Озарение пришло в момент: оставить каждый этап как законченное произведение. Так в его практике появились параллельные версии одной работы, как в трёх картинах из коллекции Шифф (Feature (2–4), 2014–2015). В поздних сериях, например Reflection in the Mirror (1–7) (2020–2021), он сканирует первую версию на холст и дорабатывает её карандашом, акрилом и маслом.
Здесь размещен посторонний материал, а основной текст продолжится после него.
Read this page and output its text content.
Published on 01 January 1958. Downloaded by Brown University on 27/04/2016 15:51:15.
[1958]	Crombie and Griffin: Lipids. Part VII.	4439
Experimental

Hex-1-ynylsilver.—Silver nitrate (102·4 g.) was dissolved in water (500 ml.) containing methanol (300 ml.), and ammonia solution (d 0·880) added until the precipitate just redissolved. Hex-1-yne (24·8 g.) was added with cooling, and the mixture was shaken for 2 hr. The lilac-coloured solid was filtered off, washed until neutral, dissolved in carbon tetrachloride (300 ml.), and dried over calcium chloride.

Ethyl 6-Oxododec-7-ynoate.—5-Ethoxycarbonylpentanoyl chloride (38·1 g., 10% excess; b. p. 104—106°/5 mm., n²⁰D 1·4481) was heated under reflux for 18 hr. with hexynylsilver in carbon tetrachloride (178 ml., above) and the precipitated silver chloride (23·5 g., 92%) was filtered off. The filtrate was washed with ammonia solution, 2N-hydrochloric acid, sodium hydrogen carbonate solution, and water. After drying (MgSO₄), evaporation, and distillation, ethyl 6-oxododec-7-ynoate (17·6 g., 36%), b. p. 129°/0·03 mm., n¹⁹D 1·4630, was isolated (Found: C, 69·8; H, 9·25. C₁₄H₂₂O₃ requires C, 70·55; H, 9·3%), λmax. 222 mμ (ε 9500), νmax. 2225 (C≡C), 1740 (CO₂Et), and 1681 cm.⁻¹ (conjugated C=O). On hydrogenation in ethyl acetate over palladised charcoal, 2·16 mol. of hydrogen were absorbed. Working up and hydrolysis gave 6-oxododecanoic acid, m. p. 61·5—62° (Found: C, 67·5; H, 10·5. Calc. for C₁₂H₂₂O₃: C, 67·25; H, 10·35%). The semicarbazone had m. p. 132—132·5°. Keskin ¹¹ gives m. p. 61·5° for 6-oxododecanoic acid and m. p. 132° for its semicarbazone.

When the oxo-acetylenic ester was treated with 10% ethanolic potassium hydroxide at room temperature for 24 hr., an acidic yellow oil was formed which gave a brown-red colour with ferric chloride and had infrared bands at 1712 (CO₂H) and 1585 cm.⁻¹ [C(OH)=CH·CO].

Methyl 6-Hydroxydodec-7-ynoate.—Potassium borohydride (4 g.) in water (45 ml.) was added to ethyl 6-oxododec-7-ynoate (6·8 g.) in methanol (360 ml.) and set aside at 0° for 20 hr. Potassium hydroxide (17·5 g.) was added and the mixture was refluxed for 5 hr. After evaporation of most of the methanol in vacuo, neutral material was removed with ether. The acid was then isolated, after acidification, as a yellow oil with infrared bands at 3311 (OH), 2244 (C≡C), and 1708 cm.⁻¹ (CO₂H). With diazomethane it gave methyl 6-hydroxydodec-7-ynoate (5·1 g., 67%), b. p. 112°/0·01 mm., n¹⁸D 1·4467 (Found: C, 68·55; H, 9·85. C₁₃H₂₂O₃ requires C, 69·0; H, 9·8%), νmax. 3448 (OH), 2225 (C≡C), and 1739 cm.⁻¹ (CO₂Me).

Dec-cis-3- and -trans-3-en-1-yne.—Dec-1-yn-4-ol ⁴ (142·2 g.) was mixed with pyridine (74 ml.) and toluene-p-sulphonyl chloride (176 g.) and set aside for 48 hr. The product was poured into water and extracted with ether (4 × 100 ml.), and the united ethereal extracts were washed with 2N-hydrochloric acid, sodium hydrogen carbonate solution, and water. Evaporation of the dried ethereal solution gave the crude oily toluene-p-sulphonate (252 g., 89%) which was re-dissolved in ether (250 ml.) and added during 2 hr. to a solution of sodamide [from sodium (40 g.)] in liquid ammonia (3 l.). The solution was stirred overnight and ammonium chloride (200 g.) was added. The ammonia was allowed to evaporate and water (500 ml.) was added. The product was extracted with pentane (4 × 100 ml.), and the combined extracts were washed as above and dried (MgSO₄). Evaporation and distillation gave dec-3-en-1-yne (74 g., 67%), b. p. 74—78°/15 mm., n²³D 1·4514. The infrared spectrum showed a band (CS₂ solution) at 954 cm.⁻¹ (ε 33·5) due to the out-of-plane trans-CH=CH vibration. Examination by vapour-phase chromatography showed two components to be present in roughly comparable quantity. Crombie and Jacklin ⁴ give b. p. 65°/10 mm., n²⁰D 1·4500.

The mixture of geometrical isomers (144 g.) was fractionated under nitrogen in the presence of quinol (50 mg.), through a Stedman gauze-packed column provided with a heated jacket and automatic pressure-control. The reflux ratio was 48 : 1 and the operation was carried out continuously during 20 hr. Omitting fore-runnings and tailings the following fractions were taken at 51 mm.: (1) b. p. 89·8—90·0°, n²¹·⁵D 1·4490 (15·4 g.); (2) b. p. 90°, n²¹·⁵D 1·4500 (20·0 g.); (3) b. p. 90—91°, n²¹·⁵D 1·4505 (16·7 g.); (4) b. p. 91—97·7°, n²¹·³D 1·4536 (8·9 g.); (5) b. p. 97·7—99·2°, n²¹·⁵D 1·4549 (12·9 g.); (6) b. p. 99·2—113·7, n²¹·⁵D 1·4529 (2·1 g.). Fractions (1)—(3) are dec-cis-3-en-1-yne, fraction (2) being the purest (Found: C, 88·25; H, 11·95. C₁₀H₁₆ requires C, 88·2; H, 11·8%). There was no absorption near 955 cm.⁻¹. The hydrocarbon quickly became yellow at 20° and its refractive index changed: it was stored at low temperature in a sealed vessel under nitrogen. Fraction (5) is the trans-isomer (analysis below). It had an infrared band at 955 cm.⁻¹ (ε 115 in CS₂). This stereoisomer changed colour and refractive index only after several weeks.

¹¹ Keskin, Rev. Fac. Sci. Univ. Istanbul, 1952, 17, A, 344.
Дальнейшая работа включает тональный анализ: холст, закреплённый на дереве, покрывается несколькими слоями разбавленного акрила, создавая светло-оранжевый фон перед диалогом с белым цветом. Прозрачности позволяют нижним слоям проступать со временем, добавляя глубину происходящему на поверхности. Но однажды, завершив эскиз, Марк почувствовал, что сцена выглядит однобоко, трагично, лишена сострадания. Два года он искал образ, способный это изменить, и нашёл его в искусстве Боттичелли.
Эта стратегия — одновременно техническая и метафорическая — отражает его размышления о времени и конечности бытия, о «бытии-к-смерти» в духе Хайдеггера, достигающем кульминации в изображениях постепенного ухода из жизни на фоне смерти матери.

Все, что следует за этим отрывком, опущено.